Poste clé du système parlementaire allemand, le président de groupe assume soit le rôle de chef de l’opposition, à l’exemple de la numéro un du SPD Andrea Nahles, soit celui de courroie de transmission entre le-a- chancelier-e- et son parti au Bundestag. En renvoyant Volker Kauder à ses chères études, les députés chrétiens-démocrates ont tout simplement détruit l’échafaudage politique que la chancelière avait soigneusement mis en place depuis treize ans. Ayant perdu le contrôle politique sur la majorité de ses députés, elle est dorénavant à leur merci. Elle n’a plus d’emprise sur eux, obligée de naviguer à vue dans un espace partisan en pleine décomposition et recomposition politique.

Contrainte de faire contre mauvaise fortune bon cœur, Angela Merkel minimise pour l’instant la gravité de son échec. Pourtant, nul n’est dupe. Ses orientations politiques ne sont plus partagées par une droite allemande qui, en perte de vitesse, doit faire face au succès grandissant de l’AfD. Par choix stratégique, mais aussi par conviction idéologique, l’aile la plus conservatrice de la CDU et une frange largement majoritaire de la CSU ont décidé d’épouser des idées très droitières dans lesquelles elles n’ont d’ailleurs guère de peine de se reconnaître. En souvenir du leader historique des chrétiens-sociaux bavarois Franz-Josef Strauss dont on fêtera d’ici quelques jours le trentième anniversaire de sa disparition, certains de ses héritiers espèrent encore que la droitisation de leur discours leur permettra d’éviter l’essor de la droite extrême. Sauf que ce qui fut vrai il y a trente ans, ne l’est plus aujourd’hui.
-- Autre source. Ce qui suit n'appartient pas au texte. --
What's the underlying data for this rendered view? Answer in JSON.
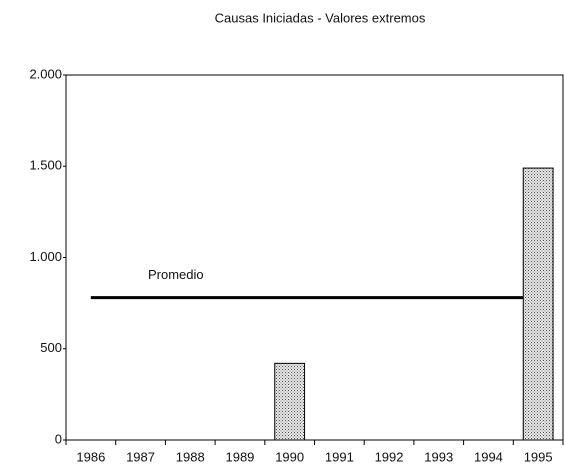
{
  "chart_data": {
    "type": "bar",
    "title": "Causas Iniciadas - Valores extremos",
    "categories": [
      "1986",
      "1987",
      "1988",
      "1989",
      "1990",
      "1991",
      "1992",
      "1993",
      "1994",
      "1995"
    ],
    "values": [
      null,
      null,
      null,
      null,
      420,
      null,
      null,
      null,
      null,
      1490
    ],
    "color": "#c8c8c8",
    "ylim": [
      0,
      2000
    ],
    "yticks": [
      0,
      {
        "value": 500,
        "label": "500"
      },
      {
        "value": 1000,
        "label": "1.000"
      },
      {
        "value": 1500,
        "label": "1.500"
      },
      {
        "value": 2000,
        "label": "2.000"
      }
    ],
    "average_line": {
      "label": "Promedio",
      "value": 780
    },
    "grid": false
  }
}
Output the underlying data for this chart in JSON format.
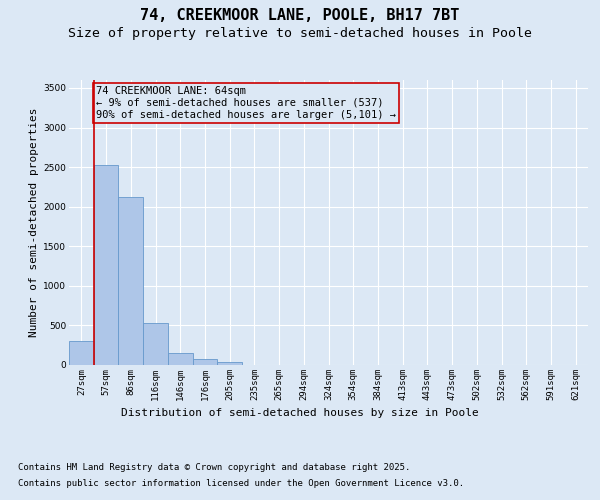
{
  "title_line1": "74, CREEKMOOR LANE, POOLE, BH17 7BT",
  "title_line2": "Size of property relative to semi-detached houses in Poole",
  "xlabel": "Distribution of semi-detached houses by size in Poole",
  "ylabel": "Number of semi-detached properties",
  "categories": [
    "27sqm",
    "57sqm",
    "86sqm",
    "116sqm",
    "146sqm",
    "176sqm",
    "205sqm",
    "235sqm",
    "265sqm",
    "294sqm",
    "324sqm",
    "354sqm",
    "384sqm",
    "413sqm",
    "443sqm",
    "473sqm",
    "502sqm",
    "532sqm",
    "562sqm",
    "591sqm",
    "621sqm"
  ],
  "values": [
    305,
    2530,
    2120,
    530,
    150,
    70,
    40,
    0,
    0,
    0,
    0,
    0,
    0,
    0,
    0,
    0,
    0,
    0,
    0,
    0,
    0
  ],
  "bar_color": "#aec6e8",
  "bar_edge_color": "#6699cc",
  "vline_x": 1,
  "vline_color": "#cc0000",
  "annotation_text_line1": "74 CREEKMOOR LANE: 64sqm",
  "annotation_text_line2": "← 9% of semi-detached houses are smaller (537)",
  "annotation_text_line3": "90% of semi-detached houses are larger (5,101) →",
  "annotation_box_color": "#cc0000",
  "ylim": [
    0,
    3600
  ],
  "yticks": [
    0,
    500,
    1000,
    1500,
    2000,
    2500,
    3000,
    3500
  ],
  "background_color": "#dce8f5",
  "plot_bg_color": "#dce8f5",
  "grid_color": "#ffffff",
  "footnote_line1": "Contains HM Land Registry data © Crown copyright and database right 2025.",
  "footnote_line2": "Contains public sector information licensed under the Open Government Licence v3.0.",
  "title_fontsize": 11,
  "subtitle_fontsize": 9.5,
  "axis_label_fontsize": 8,
  "tick_fontsize": 6.5,
  "annotation_fontsize": 7.5,
  "footnote_fontsize": 6.5
}
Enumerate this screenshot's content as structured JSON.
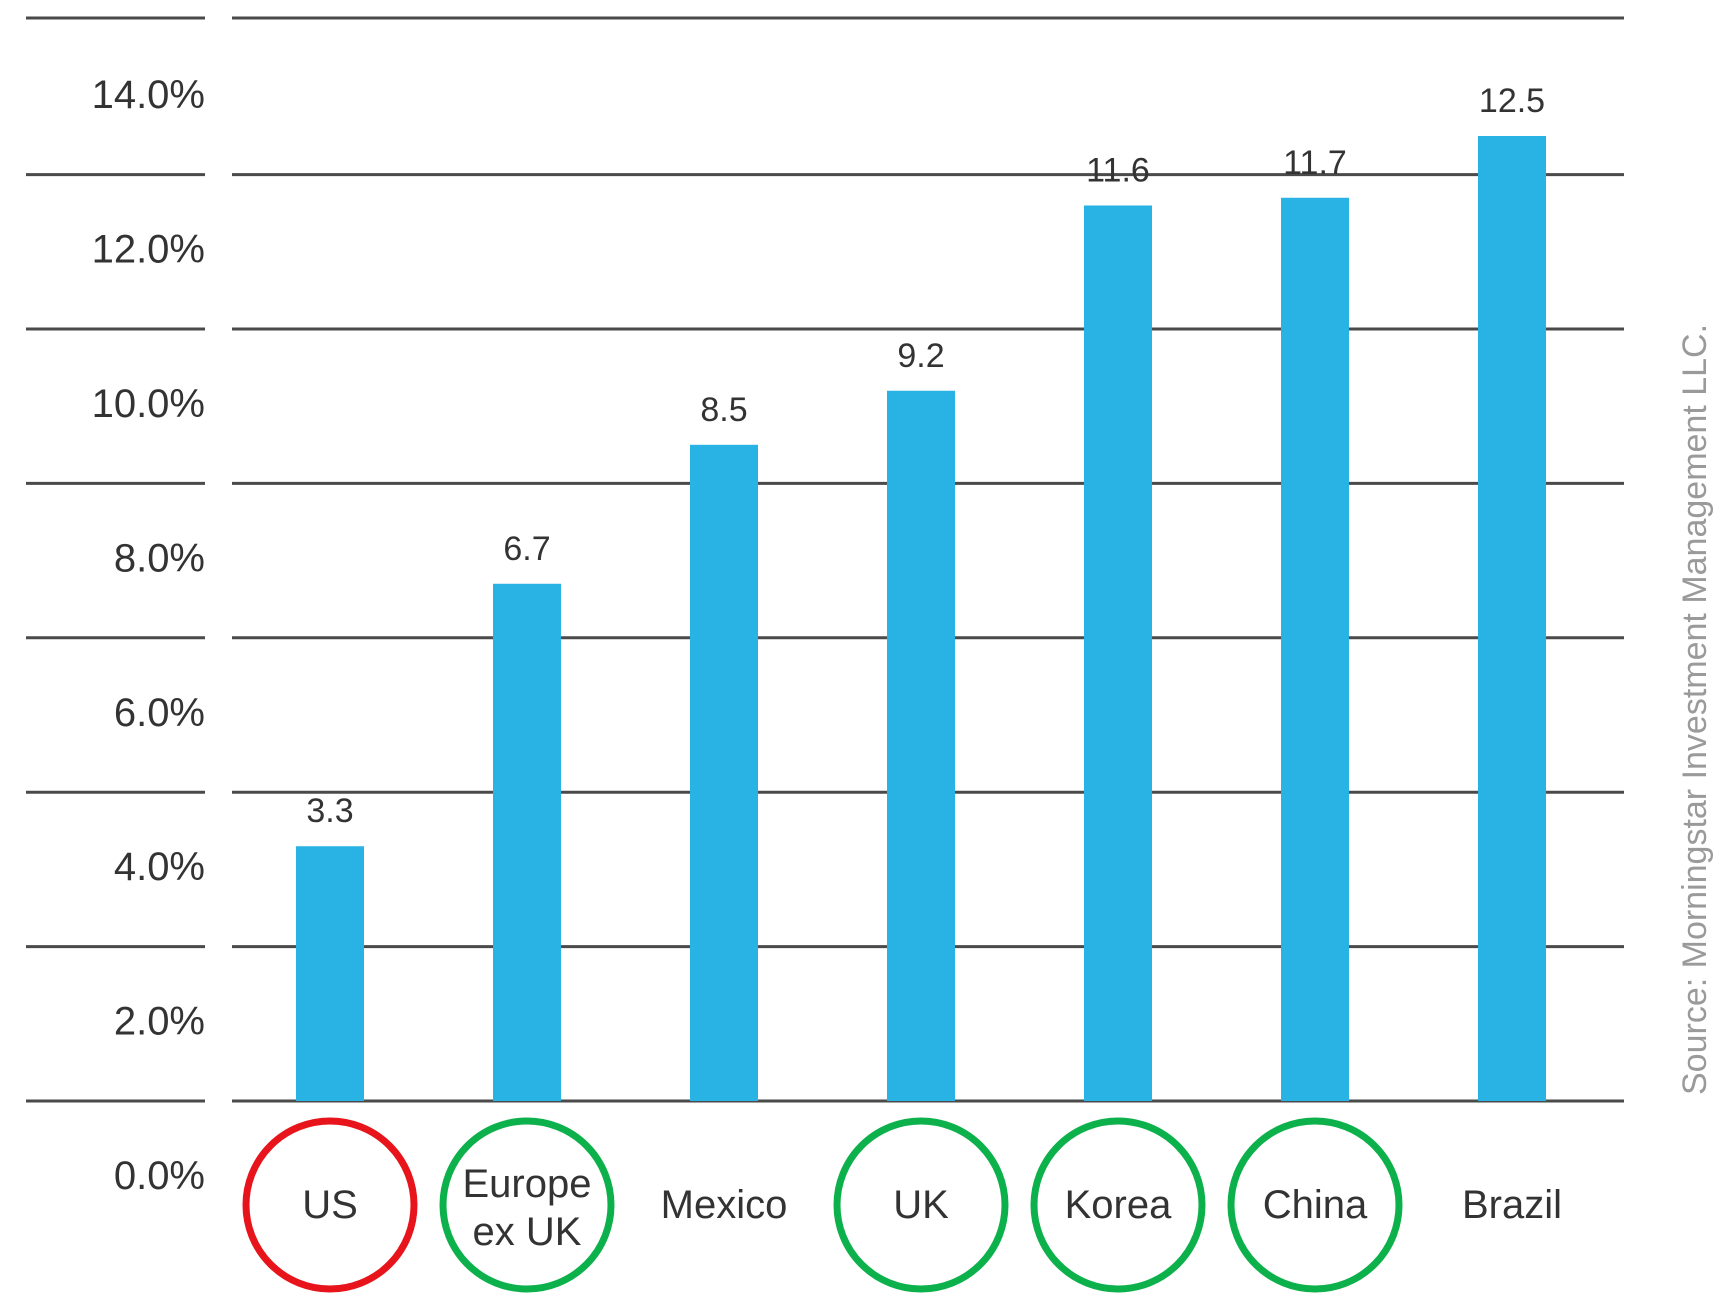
{
  "chart_data": {
    "type": "bar",
    "categories": [
      "US",
      "Europe ex UK",
      "Mexico",
      "UK",
      "Korea",
      "China",
      "Brazil"
    ],
    "category_lines": [
      [
        "US"
      ],
      [
        "Europe",
        "ex UK"
      ],
      [
        "Mexico"
      ],
      [
        "UK"
      ],
      [
        "Korea"
      ],
      [
        "China"
      ],
      [
        "Brazil"
      ]
    ],
    "values": [
      3.3,
      6.7,
      8.5,
      9.2,
      11.6,
      11.7,
      12.5
    ],
    "value_labels": [
      "3.3",
      "6.7",
      "8.5",
      "9.2",
      "11.6",
      "11.7",
      "12.5"
    ],
    "yticks": [
      "0.0%",
      "2.0%",
      "4.0%",
      "6.0%",
      "8.0%",
      "10.0%",
      "12.0%",
      "14.0%"
    ],
    "ylim": [
      0,
      14
    ],
    "grid": true,
    "highlights": [
      {
        "category": "US",
        "color": "#e8141b"
      },
      {
        "category": "Europe ex UK",
        "color": "#0db14b"
      },
      {
        "category": "UK",
        "color": "#0db14b"
      },
      {
        "category": "Korea",
        "color": "#0db14b"
      },
      {
        "category": "China",
        "color": "#0db14b"
      }
    ],
    "source": "Source: Morningstar Investment Management LLC."
  },
  "colors": {
    "bar": "#29b2e4",
    "grid": "#4a4a4a",
    "text": "#333333",
    "source_text": "#9a9a9a"
  }
}
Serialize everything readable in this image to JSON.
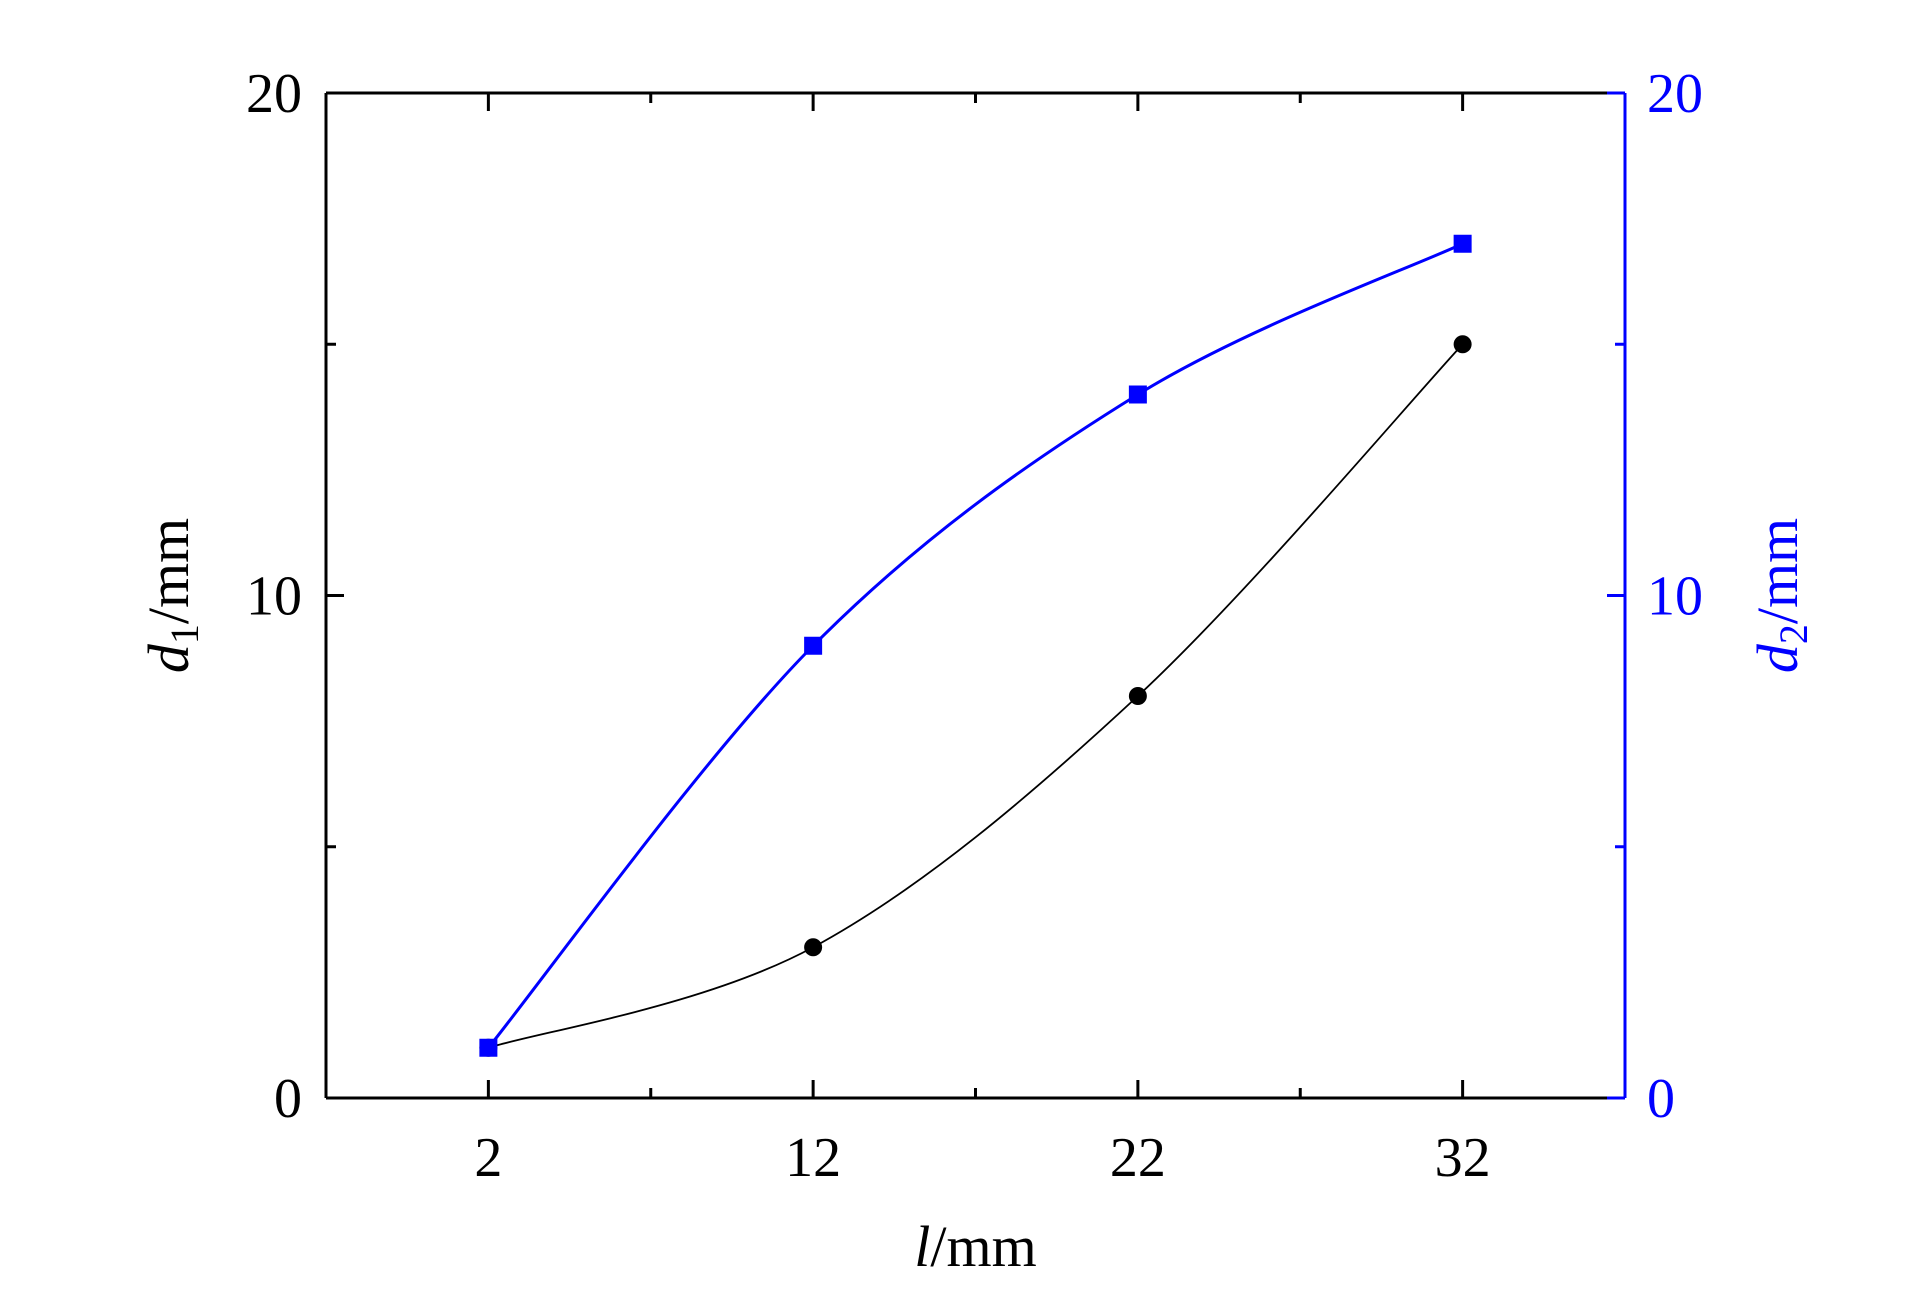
{
  "chart_data": {
    "type": "scatter",
    "x": [
      2,
      12,
      22,
      32
    ],
    "xlabel": {
      "var": "l",
      "unit": "/mm"
    },
    "ylabel_left": {
      "var": "d",
      "sub": "1",
      "unit": "/mm"
    },
    "ylabel_right": {
      "var": "d",
      "sub": "2",
      "unit": "/mm"
    },
    "xlim": [
      -3,
      37
    ],
    "ylim_left": [
      0,
      20
    ],
    "ylim_right": [
      0,
      20
    ],
    "xticks": [
      2,
      12,
      22,
      32
    ],
    "xticks_minor": [
      7,
      17,
      27
    ],
    "yticks_left": [
      0,
      10,
      20
    ],
    "yticks_right": [
      0,
      10,
      20
    ],
    "yticks_minor": [
      5,
      15
    ],
    "tick_labels": {
      "x": [
        "2",
        "12",
        "22",
        "32"
      ],
      "y_left": [
        "0",
        "10",
        "20"
      ],
      "y_right": [
        "0",
        "10",
        "20"
      ]
    },
    "series": [
      {
        "axis": "left",
        "marker": "circle",
        "color": "#000000",
        "values": [
          1,
          3,
          8,
          15
        ],
        "fit": "smooth"
      },
      {
        "axis": "right",
        "marker": "square",
        "color": "#0000ff",
        "values": [
          1,
          9,
          14,
          17
        ],
        "fit": "smooth"
      }
    ],
    "grid": false,
    "legend": "none"
  }
}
Le virage à droite de la CDU/CSU est inéluctable. Angela Merkel n’aura alors guère de chances de s’identifier à un parti qu’elle aura néanmoins dirigé depuis dix-huit ans. Elle ne pourra pas le conduire vers de nouvelles élections qui semblent de plus en plus vraisemblables. Espérant repousser leur échéance, la chancelière souhaiterait qu’elles aient lieu après les européennes de mai 2019. Consciente du fossé grandissant qui se creuse entre elle et ses amis politiques, elle sait que son choix pour « l’Europe des progressistes » contre celle des « populistes » risque d’être minoritaire au sein de sa propre formation. Passée relativement inaperçue, car exposée par un homme politique encore peu connu il y a quelques jours, une déclaration du nouveau président du groupe chrétien-démocrate au Bundestag devrait susciter quelques inquiétudes au-delà des frontières allemandes. Ralph Brinkhaus a en effet manifesté son opposition aux réformes européennes présentées par Emmanuel Macron et a dit tout le mal qu’il pensait d’un budget de la zone euro que pourtant la chancelière avait accepté lors de sa rencontre au château de Meseberg, en juin dernier, avec le président de la République française. Par conséquent, en prenant les rênes de la fraction CDU/CSU au Bundestag, ce même Brinkhaus pourrait provoquer une crise franco-allemande dont on ne mesure pas encore les répercussions qu’elle pourrait avoir sur le devenir de l’Union européenne.

Après l’Italie, la République fédérale d’Allemagne pourrait devenir le prochain « (très grand) enfant malade » de l’Europe. Les temps où Angela Merkel assurait une stabilité européenne sont bel et bien révolus, d’autant qu’une nouvelle majorité et de surcroît un nouveau chancelier ne seraient certainement pas en mesure de la garantir. Ainsi, il ne faut pas se voiler les yeux : Angela Merkel n’en a plus pour très longtemps. À ses voisins et à ses partenaires d’en prendre immédiatement conscience.